Il dibattito che si è aperto su Nove da Firenze sul tema della partecipazione democratica ha trovato nuove sollecitazioni a seguito del convegno del 13 gennaio scorso al consiglio regionale. La prospettiva di una legge regionale che riconosca il principio della partecipazione democratica nei processi decisionali propri delle pubbliche amministrazioni locali apre però una serie di problemi e di complessità, di natura tecnico-giuridica e amministrativa, che rischia di spengere gli iniziali entusiasmi.
E’ una sfida che però bisogna raccogliere, poiché si tratta della questione sostanziale di fondo del nostro sistema democratico e che riguarda la necessità di decisioni pubbliche trasparenti, in un momento storico di crisi irreversibile dei partiti di massa, come ha scritto il Presidente di Comunicazione democratica e di peso decisionale insostenibile per gli amministratori a fronte di problemi da affrontare sempre più complessi. Molti dei processi di partecipazione democratica oggi trovano un riconoscimento normativo: osservando il percorso legislativo degli ultimi 15 anni si può dire che si sono ampliati i confini delle procedure concertative e consensuali.
Dai programmi di sviluppo locale, come i patti territoriali, alle politiche urbane, concretizzatesi nei P.R.U., nei P.R.U.S.S.T. e nei Contratti di quartiere, passando per i progetti di iniziativa comunitaria come URBAN fino ad arrivare ai piani di zona per gli interventi sociali, si tratta di esperienze di partenariato e condivisione di processi tra vari soggetti portatori di interesse: c’è da dire che in tutti questi casi le previsioni legislative hanno un contenuto generico, non indicano un metodo per realizzare l’inclusione di soggetti interessati. Ci sono poi i processi di partecipazione democratica non previsti da leggi.
Che si decida di organizzare un focus group o un forum su una certa questione, di convocare un’assemblea pubblica sulla realizzazione di un’opera pubblica o di tentare l’esperienza di un bilancio partecipativo, ci troviamo di fronte a processi informali non codificati e privi di valore giuridico. E’ in grado una legge regionale di attribuire valore legale a questi procedimenti? E’ molto difficile, per una serie di ostacoli giuridici fra i quali l’impossibilità di vincolare le autonomie locali, oggi garantite costituzionalmente, ad introdurre tali procedimenti inclusivi nei loro ordinamenti e la dubbia costituzionalità di una legge regionale che si mettesse a intervenire in materia di diritti essenziali, di competenza esclusiva dello Stato. La legge però potrebbe essere formulata in termini di riconoscimento e promozione delle forme di partecipazione e di incentivi a quelle amministrazioni che decidessero di recepire nei loro ordinamenti i procedimenti decisionali inclusivi.

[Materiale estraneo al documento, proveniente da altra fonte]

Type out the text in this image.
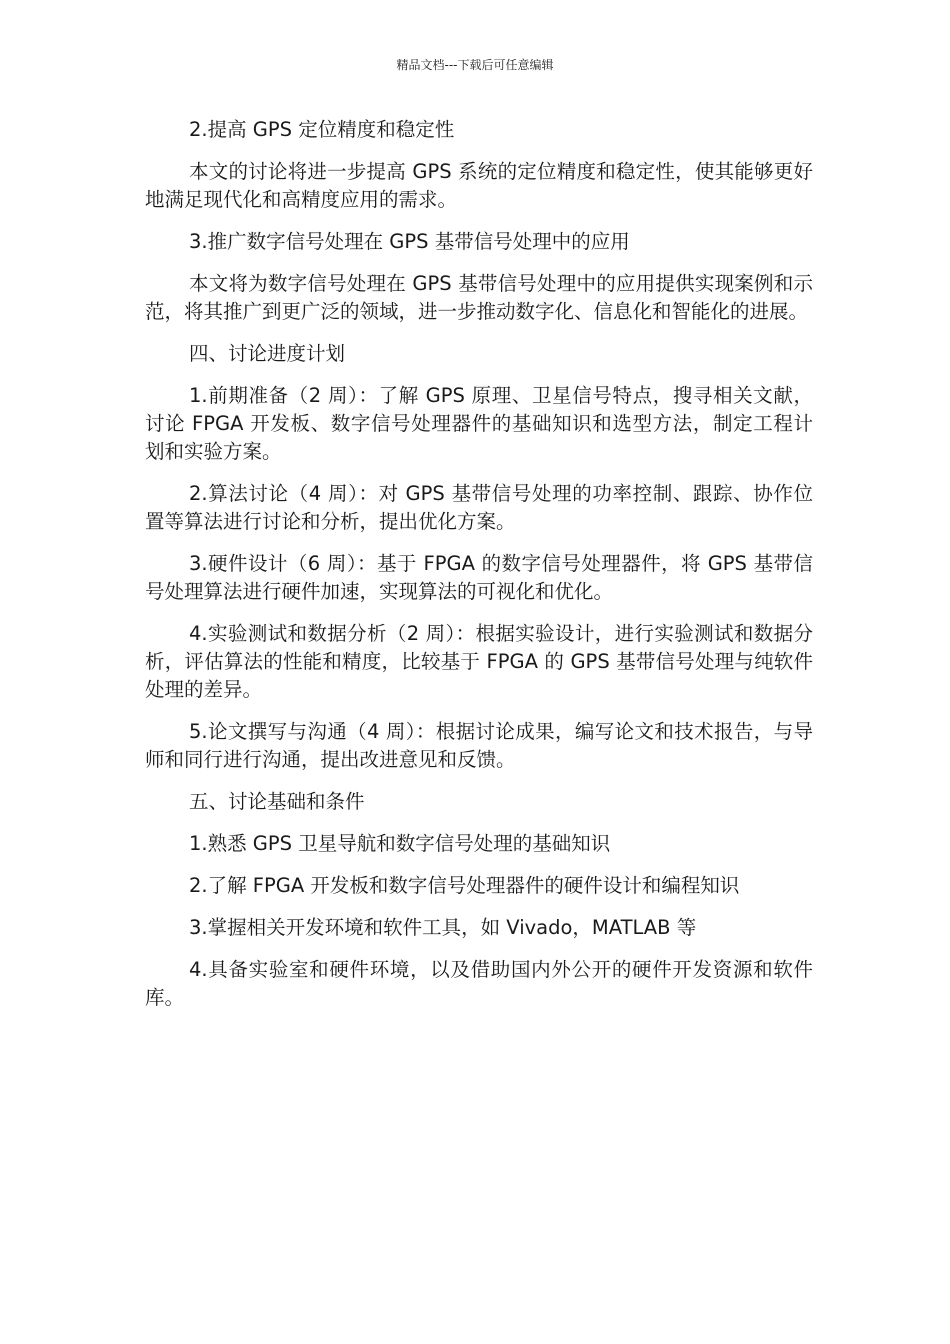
精品文档---下载后可任意编辑

2.提高 GPS 定位精度和稳定性

本文的讨论将进一步提高 GPS 系统的定位精度和稳定性，使其能够更好地满足现代化和高精度应用的需求。

3.推广数字信号处理在 GPS 基带信号处理中的应用

本文将为数字信号处理在 GPS 基带信号处理中的应用提供实现案例和示范，将其推广到更广泛的领域，进一步推动数字化、信息化和智能化的进展。

四、讨论进度计划

1.前期准备（2 周）：了解 GPS 原理、卫星信号特点，搜寻相关文献，讨论 FPGA 开发板、数字信号处理器件的基础知识和选型方法，制定工程计划和实验方案。

2.算法讨论（4 周）：对 GPS 基带信号处理的功率控制、跟踪、协作位置等算法进行讨论和分析，提出优化方案。

3.硬件设计（6 周）：基于 FPGA 的数字信号处理器件，将 GPS 基带信号处理算法进行硬件加速，实现算法的可视化和优化。

4.实验测试和数据分析（2 周）：根据实验设计，进行实验测试和数据分析，评估算法的性能和精度，比较基于 FPGA 的 GPS 基带信号处理与纯软件处理的差异。

5.论文撰写与沟通（4 周）：根据讨论成果，编写论文和技术报告，与导师和同行进行沟通，提出改进意见和反馈。

五、讨论基础和条件

1.熟悉 GPS 卫星导航和数字信号处理的基础知识

2.了解 FPGA 开发板和数字信号处理器件的硬件设计和编程知识

3.掌握相关开发环境和软件工具，如 Vivado，MATLAB 等

4.具备实验室和硬件环境，以及借助国内外公开的硬件开发资源和软件库。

Questo potrebbe essere un modo per spingere le tante amministrazioni locali ad attuare i principi della partecipazione, un po’ come ha fatto la L.R. 40/2001 che ha riconosciuto incentivi finanziari a quei Comuni che si mettevano insieme per gestire in forma associata servizi e funzioni. Un aspetto delicato che dovrebbe affrontare la legge è comunque quello di prendere in considerazione quei procedimenti che coinvolgano seriamente i cittadini interessati, attraverso l’attribuzione di un valore formale alle discussioni e ai pareri espressi.
Questo è il punto di maggiore difficoltà, che può essere garantito dalla presenza notarile di un funzionario dell’amministrazione. Come la L. 241/90 sul procedimento amministrativo prevede la figura fondamentale del responsabile del procedimento, funzionario che segue l’istruttoria e cura tutte le comunicazioni nei confronti del cittadino interessato, così in una qualsiasi forma di partecipazione sarebbe necessario un dirigente/funzionario regista del processo, che assicuri la regolarità formale dello stesso, ascolti i pareri espressi e li traduca in atti compatibili con i vincoli amministrativi. Questa soluzione non sarebbe lontana da forme strutturate di partecipazione esistenti all’estero - in Inghilterra ad esempio le giurie di cittadini esprimono dei pareri, con l’amministrazione competente che può anche non seguirli ma che comunque deve motivare le ragioni per cui non intende darvi seguito.
Sarebbe questa una buona base da cui partire.